Los libros, los premios, los años hacen que uno sea conocido. ¿Le da apuro cuando le paran por la calle?
-Tengo que reconocer que cuando vine a Vitoria me sentía mucho más anónimo y eso para mí era una gozada. Pero a la vez siento el aprecio de sentirme enraizado. Con el último Premio Euskadi, lo que viví fue inesperado. No sé cuánta gente me felicitó por la calle, en la panadería, en las tiendas... Pero me gusta el anonimato, eso es verdad.
Si alguien, en este 2020 en el que la palabra cada vez ocupa menos sitio, le pide un consejo para ser escritor...
-No tengo consejos porque, para empezar, tengo dos hijos que no leen (risas).
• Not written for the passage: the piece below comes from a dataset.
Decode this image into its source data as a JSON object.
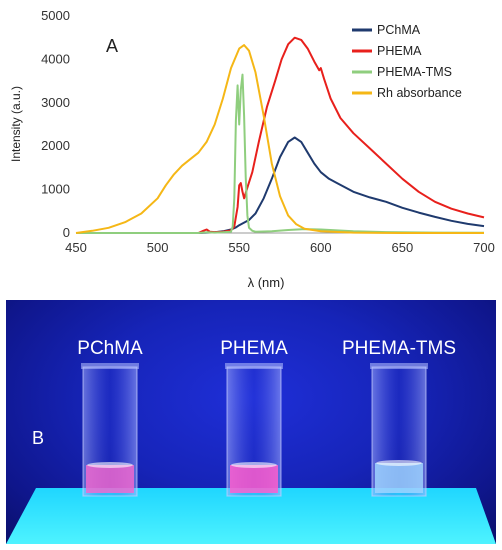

Tampoco soy partidario de dar consejos. No hay otro misterio que cultivarse. Si nos dejamos hipnotizar por los teléfonos y las pantallas, vamos a ser robots. La cultura exige sacrificio y mucho trabajo. Y ganas de cambiar el mundo. Decía Juan Mayorga: intenta sacar del ruido algo de silencio, belleza, música. Es una labor utópica pero apasionante.